L’energia e il nucleare
Ma la Gbr non sarà l’unico ente statale di nuova creazione. Il governo, infatti, intende istituire in Scozia la Great British Energy, una società pubblica per accelerare gli investimenti nelle energie rinnovabili con una disponibilità di 8,3 miliardi di sterline.
Il fine ultimo è raggiungere l’indipendenza energetica, per farlo saranno sbloccate varie infrastrutture energetiche. Secondo il piano laburista, la Gbe avrà un rapporto privilegiato con le aziende energetiche locali, seguendo il filo rosso della strategia di decentramento prevista dal governo. Non ci sono ancora impegni precisi, invece, in merito al nucleare, un settore che il Regno Unito e il suo nuovo premier reputano imprescindibile per la propria autonomia e per gli obiettivi green.

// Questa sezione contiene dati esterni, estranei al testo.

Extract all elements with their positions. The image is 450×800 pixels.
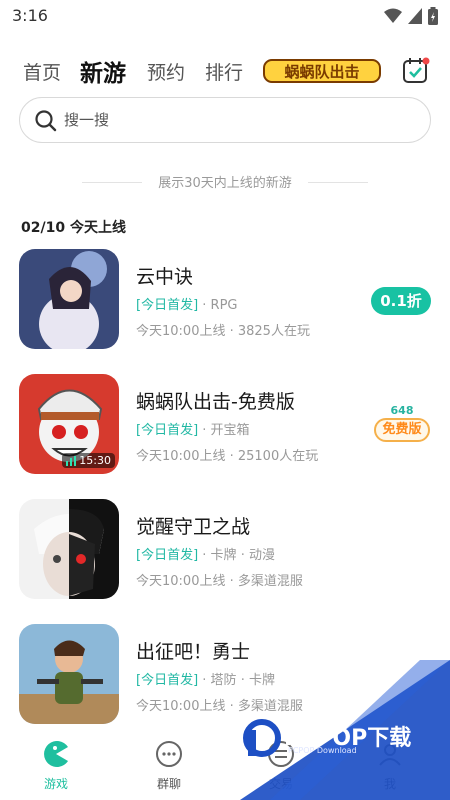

Il governo dovrà però muoversi in fretta anche per superare l’impasse creatasi con i Tory. Nel manifesto laburista la posizione è netta: «Garantiremo la sicurezza a lungo termine del settore, estendendo la durata di vita degli impianti esistenti», che oggi fruttano circa il 14 per cento dell’energia elettrica prodotta, e realizzando nuove centrali nucleari.
Le politiche green
Se lo scopo finale è quello di rendere il Regno Unito indipendente a livello energetico, l’obiettivo di medio termine dei laburisti è di far diventare il paese una superpotenza “pulita” entro il 2030. La questione della tutela dell’ambiente non è stata particolarmente evidenziata in campagna elettorale. Anzi, il tema è stato quasi evitato per concentrarsi pragmaticamente sull’economia. Una linea che d’altronde si era capita quando Starmer si è rimangiato la promessa di spendere 28 miliardi annui per investimenti ambientali.
Ma nei suoi primi giorni di vita, il governo ha posto attenzione alla sfida climatica. Ed Miliband, ministro per la Sicurezza energetica, come primo atto ha revocato il divieto di costruire nuovi parchi eolici onshore in tutta l’Inghilterra che vigeva di fatto dal 2015, in modo da raddoppiare l’energia elettrica prodotta dall’eolico onshore nei prossimi cinque anni. Anche nel solare sono stati annunciati investimenti, mentre – almeno secondo il Manifesto – non saranno rilasciate nuove licenze per estrarre petrolio e carbone, anche se i laburisti hanno definito «fondamentale» per i prossimi decenni il proseguimento della produzione già esistente di petrolio e gas nel mare del Nord.
Una promessa fatta sia per garantire migliaia di posti lavoro sia per provare a rassicurare gli operatori, anche se quest’ultimi stanno comunque guardando altrove rispetto ai mari britannici. E anche perché non possono farne a meno: dal gas è derivato il 32 per cento dell’energia elettrica prodotta nel 2023 nel paese. Inoltre, la cancelliera Rachel Reeves ha lanciato il National Wealth Fund, un fondo da 7,3 miliardi di sterline di finanziamenti pubblici da destinare a infrastrutture come porti e gigafactory, ma anche per progetti su acciaio pulito, cattura del carbonio e idrogeno verde.
Da qui dovrebbero uscire 650mila posti di lavoro entro il 2030. L’idea è anche di attirare investimenti privati, almeno il triplo rispetto alla cifra iniziale destinata al fondo. Il premier Starmer, quindi, punta a rilanciare l’economia tenendo insieme le esigenze di aziende e lavoratori, produttività e sostenibilità, in un equilibrio difficile da salvaguardare ma necessario per la crescita di un paese. Ma il rischio che le promesse si perdano lungo la strada è alto, specie quando si è senza freni.